Later in the day, after we climb to a rocky promontory with a ledge full of bitterroots, the blooms tightly folded under gray skies, we search for the island’s horses. By not hurrying, and consulting my memories of where I had seen them in the past, we spot the foal, now a full-grown horse, startling red and white among black mares. Again, with an artist’s eye, C.W. looks for the patterns in their arrangement with each other. When we find the skeleton of the horse that died this past winter he asks me to hold a femur that I extracted from the grasses beginning to conceal it. He takes a photo of me holding the massive bone. Afterwards I think of Georgia O’Keefe painting found objects in New Mexico. Keeping an eye on the muted sun I suggest that we head back down to the bay. Because the water is still calm I suggest that we put a bend in the route of our return and circle Melita Island before heading back to the dock.

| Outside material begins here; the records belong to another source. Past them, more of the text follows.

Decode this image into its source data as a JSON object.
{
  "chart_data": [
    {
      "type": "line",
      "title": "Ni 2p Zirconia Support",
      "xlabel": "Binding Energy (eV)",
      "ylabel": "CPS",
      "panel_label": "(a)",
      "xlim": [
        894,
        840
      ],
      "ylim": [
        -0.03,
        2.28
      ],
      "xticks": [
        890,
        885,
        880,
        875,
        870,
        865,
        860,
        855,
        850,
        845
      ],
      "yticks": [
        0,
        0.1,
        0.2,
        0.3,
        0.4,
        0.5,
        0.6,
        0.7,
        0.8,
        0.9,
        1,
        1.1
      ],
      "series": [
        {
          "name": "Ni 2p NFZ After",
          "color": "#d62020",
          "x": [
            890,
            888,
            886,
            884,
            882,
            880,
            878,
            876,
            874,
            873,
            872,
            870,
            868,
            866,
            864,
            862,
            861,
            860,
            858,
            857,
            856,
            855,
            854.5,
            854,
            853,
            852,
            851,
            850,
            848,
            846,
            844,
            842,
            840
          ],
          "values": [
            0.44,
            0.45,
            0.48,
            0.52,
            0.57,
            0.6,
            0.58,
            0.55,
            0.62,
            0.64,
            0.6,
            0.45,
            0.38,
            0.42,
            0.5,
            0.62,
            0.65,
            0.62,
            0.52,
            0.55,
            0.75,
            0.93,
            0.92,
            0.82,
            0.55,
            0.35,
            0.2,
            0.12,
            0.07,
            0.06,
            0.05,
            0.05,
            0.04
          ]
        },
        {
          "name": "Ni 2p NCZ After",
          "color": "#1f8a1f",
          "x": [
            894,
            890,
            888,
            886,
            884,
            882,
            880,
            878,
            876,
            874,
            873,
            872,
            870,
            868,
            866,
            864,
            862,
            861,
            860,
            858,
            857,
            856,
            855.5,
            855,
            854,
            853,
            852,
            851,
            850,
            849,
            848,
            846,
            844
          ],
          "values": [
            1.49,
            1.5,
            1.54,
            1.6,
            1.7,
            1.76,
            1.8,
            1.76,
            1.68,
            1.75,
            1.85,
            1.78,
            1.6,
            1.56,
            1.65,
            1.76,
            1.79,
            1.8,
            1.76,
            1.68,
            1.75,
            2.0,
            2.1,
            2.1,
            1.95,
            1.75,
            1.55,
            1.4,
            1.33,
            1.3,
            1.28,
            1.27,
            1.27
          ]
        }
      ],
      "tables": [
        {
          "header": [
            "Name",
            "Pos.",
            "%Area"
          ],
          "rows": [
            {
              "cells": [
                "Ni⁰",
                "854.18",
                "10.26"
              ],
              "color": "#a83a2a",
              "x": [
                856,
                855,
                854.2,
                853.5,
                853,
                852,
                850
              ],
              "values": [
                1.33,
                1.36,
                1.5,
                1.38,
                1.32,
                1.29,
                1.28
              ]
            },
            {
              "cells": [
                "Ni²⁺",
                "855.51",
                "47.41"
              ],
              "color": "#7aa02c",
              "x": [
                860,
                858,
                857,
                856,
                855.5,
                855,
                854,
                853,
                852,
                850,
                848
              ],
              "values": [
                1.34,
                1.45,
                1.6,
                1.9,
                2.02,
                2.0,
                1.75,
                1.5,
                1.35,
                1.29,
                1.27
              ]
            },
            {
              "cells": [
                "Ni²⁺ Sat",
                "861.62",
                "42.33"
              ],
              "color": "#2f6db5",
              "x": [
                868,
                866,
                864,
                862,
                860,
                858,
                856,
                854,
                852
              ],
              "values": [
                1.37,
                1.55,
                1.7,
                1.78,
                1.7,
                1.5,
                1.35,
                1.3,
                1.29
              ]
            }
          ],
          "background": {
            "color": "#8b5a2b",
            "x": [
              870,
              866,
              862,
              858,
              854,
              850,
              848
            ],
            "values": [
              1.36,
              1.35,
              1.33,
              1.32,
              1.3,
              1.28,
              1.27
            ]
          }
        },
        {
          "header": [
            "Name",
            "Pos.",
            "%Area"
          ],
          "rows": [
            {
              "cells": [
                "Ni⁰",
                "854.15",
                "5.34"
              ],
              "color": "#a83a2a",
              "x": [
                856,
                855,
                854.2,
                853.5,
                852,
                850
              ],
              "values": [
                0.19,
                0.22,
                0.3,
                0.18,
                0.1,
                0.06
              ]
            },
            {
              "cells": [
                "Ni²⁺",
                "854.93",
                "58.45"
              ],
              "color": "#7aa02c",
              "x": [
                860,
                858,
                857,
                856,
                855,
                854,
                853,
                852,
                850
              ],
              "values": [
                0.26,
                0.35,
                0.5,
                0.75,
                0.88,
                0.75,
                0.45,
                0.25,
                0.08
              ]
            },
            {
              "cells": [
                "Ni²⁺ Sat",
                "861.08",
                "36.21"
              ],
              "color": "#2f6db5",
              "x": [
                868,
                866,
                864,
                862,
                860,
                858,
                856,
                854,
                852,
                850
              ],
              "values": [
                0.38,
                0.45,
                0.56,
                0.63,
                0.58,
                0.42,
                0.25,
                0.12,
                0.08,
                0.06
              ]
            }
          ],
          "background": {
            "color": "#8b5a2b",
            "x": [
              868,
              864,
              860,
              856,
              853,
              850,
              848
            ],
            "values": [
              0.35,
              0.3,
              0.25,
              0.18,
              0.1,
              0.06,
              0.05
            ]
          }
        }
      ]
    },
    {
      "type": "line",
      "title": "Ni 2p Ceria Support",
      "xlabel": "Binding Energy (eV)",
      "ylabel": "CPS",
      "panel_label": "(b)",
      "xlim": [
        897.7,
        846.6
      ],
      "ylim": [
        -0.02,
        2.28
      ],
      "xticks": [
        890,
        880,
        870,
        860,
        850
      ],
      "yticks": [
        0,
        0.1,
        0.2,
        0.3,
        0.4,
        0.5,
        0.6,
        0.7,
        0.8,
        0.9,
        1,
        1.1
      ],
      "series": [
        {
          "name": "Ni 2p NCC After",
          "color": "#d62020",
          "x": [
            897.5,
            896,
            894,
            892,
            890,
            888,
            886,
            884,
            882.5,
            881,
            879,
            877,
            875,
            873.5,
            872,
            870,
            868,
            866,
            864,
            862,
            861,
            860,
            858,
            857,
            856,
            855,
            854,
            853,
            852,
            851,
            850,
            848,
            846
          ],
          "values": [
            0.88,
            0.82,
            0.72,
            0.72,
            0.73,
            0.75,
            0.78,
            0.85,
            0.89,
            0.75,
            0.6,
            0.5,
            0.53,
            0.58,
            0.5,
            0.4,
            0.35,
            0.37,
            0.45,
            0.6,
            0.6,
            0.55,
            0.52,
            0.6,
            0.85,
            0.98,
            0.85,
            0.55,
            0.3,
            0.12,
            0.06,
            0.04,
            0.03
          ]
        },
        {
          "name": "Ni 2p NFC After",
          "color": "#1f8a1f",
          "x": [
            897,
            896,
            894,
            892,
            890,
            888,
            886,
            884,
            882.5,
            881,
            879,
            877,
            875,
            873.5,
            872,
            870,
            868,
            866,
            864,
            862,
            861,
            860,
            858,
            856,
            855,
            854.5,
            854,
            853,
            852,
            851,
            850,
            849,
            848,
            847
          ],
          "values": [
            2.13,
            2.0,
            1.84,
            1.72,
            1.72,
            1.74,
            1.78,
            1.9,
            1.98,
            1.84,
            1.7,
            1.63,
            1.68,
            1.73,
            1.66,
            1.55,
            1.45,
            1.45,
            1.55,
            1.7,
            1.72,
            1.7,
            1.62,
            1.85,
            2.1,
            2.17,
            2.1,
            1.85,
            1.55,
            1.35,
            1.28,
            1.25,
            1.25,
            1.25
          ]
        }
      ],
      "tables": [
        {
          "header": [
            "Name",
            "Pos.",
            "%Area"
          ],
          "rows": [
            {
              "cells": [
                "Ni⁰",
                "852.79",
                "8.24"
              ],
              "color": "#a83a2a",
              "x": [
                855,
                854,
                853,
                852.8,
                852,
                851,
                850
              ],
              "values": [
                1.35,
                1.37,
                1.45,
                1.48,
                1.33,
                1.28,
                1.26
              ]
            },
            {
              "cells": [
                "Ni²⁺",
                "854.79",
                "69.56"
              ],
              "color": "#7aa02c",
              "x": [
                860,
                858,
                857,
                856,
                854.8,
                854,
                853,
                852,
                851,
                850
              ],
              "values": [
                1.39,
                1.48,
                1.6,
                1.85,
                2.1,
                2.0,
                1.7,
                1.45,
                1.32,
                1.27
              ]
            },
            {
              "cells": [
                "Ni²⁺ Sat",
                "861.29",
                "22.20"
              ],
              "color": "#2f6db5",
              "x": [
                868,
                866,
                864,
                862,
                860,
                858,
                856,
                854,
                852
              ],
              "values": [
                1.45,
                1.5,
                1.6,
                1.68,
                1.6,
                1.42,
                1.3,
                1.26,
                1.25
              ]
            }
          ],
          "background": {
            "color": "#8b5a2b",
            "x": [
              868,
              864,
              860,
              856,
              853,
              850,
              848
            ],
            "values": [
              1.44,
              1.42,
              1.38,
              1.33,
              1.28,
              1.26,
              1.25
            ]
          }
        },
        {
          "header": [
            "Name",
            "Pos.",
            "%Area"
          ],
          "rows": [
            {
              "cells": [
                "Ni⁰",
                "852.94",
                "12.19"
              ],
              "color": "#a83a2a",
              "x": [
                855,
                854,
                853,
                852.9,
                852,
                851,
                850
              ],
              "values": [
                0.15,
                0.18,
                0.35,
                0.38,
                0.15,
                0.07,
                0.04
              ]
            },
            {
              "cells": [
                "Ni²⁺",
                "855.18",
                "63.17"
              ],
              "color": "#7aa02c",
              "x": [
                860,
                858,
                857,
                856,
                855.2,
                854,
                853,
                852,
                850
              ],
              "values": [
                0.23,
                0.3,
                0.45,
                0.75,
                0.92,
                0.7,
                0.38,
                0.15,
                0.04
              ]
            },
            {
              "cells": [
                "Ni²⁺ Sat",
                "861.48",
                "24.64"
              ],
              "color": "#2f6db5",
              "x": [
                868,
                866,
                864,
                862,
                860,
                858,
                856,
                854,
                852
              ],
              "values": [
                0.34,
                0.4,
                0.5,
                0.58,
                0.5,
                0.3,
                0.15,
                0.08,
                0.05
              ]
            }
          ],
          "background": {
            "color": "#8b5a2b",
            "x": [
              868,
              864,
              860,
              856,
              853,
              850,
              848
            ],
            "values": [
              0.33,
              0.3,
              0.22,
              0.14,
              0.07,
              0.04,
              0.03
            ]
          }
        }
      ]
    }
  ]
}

Kayaking on Flathead Lake is about crossing from mainland to island, the beautiful rhythm of strokes, countless adjustments to wind and waves–all the things that bring me a sense of exhilaration. But on this paddle I learned that paddling the lake is also about seeing in new ways, taking time to see patterns I usually ignore or fail to recognize, seeing the interaction between water and shore, object and reflection, even the beauty in death. This morning I pulled out of the driveway hoping to introduce a friend to a new subject. I returned as a student learning to see in a new way. By trying to view the world through my friend’s eyes every time he raised his camera, I learned that I had been passing by some of the marvels of form, color, and relationship as I sped from point to point. On this day the teacher became a student. I learned another reason to paddle with other people. As I helped my friend load gear back into his car he said, “Thanks, this opens up a whole new world.” I felt the same way.